The intricacies of battle
Students learn modern-day lessons from the Civil War’s Battle of Westport
Kansas City's Loose Park was its usual idyllic self.
Among the park visitors, two leashed Pekingese dogs frolicked with each other, pulling their master through a field of newly mown grass.
An elderly gentleman sat on a bench by a pond, sharing the peace of the inner city sanctuary with some Canada geese.
Gardeners pulled up plantings, preparing the park's flowerbeds for winter.
And a dozen university students gathered in a crescent, listening to a lecture.
The scenes last week made it all the more difficult to imagine what the lecturer, Curtis King of the Combat Studies Institute at Fort Leavenworth, was describing as having taken place on the same land 143 years earlier:
Cannon fire thundered over the park from points now occupied by million-dollar houses. Soldiers on horses battled one another in what, at the time, was a rare mounted-on-mounted cavalry charge. Gunfire rang throughout the area.
The topic of King's lecture was the Battle of Westport, the largest battle west of the Mississippi in the American Civil War.
The three-day battle pitted about 20,000 Union soldiers against 10,000 Confederate soldiers. Though dubbed the Battle of Westport, it took place over a vast expanse, stretching from the Little Blue River near Fort Osage, Mo., east of Kansas City, to the Big Blue River on East 63rd Street to just south of the modern-day Country Club Plaza.
It began as a plot by Confederate Maj. Gen. Sterling Price to ride across Missouri, install a governor with Southern sympathies, attract recruits to the Confederate cause along the way and, ultimately, capture of the arsenal at Fort Leavenworth.
It ended with Union forces repelling Price's raid at Brush Creek and forcing a full retreat by Price.
The ROTC students -- seven of whom attend Kansas University, three from Washburn University and one each from Baker University and University of St. Mary -- had been with King and his Combat Studies Institute colleague, Charles Collins, throughout the day on what the Army refers to as a "staff ride."
The first stop was Fort Osage High School, just east of the Little Blue, where the first skirmish in the campaign ended. The last stop was seven hours later, at a Plaza eatery, where the students and their lecturers broke down the daylong trek.
Mixed in between were discussions of the battle's principles, weapons used, strategies, miscues, battlefield promotions and demotions, politics of the day and opportunities and obstacles presented by the terrain.
The Army's Center of Military History says staff rides "represent a unique and persuasive way of conveying the lessons of the past to the present-day Army leadership for current application.

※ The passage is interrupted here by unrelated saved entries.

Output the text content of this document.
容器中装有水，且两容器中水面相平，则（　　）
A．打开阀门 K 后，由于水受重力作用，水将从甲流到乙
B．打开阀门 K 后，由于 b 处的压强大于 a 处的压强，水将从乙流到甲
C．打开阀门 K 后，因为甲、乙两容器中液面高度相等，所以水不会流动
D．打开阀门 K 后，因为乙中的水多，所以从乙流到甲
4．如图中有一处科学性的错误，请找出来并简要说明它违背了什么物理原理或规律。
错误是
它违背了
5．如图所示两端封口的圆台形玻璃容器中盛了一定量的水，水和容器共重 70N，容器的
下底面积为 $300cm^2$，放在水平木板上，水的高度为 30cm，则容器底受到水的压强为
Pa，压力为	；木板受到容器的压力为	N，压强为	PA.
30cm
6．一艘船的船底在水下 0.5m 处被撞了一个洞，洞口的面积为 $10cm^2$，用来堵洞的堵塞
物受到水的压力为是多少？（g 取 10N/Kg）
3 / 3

"Properly conducted, these exercises bring to life, on the very terrain where historic encounters took place, examples, applicable today as in the past, of leadership, tactics and strategy, communications, use of terrain, and, above all, the psychology of men in battle."
Collins put it more succinctly: "The history is secondary to the insights gained."
At the New Salem Cemetery, KU ROTC unit commander Lt. Col. John Basso imparted one of those insights to his students. King had just finished describing a stand by troops led by Union Maj. Gen. James G. Blunt, whose troops were outmanned in this skirmish by advancing Confederates led by Price. But Blunt's stand from atop the cemetery hill held up the rebels' advance for about a day.
The Union troops, though outmanned, had been able to use the high ground they occupied to their advantage.
"It was a good delaying tactic," King explained.
A veteran of two tours in the Iraq war, Basso interjected.
"We're on the opposite side in Iraq," Basso told the students. "The insurgents are the ones with a small amount of force and little firepower. They're the ones delaying. You'll have to think on the other side of a delaying tactic when you are in Iraq."
As Basso finished his comments, a beaming Collins turned away from the students and commented such insight was just what he hoped the ROTC students could gather on the ride.
At the end of the day, as they snacked on pizza, students were asked to assess the battle with an eye toward lessons they could learn from the Civil War battle. Basso asked students to recount the dominant factors in winning first the skirmishes and ultimately the Battle of Westport.
The students answered: Skill and experience, strategy and tactics, speed of movement.
"Those all have to do with a smart leader making a good decision and motivating his soldiers," Basso noted. "The one constant in success -- and a reason we're trying to teach you critical thinking -- is because people analyzed a problem, made smart battlefield decisions and motivated their soldiers. That's something you can take away from this."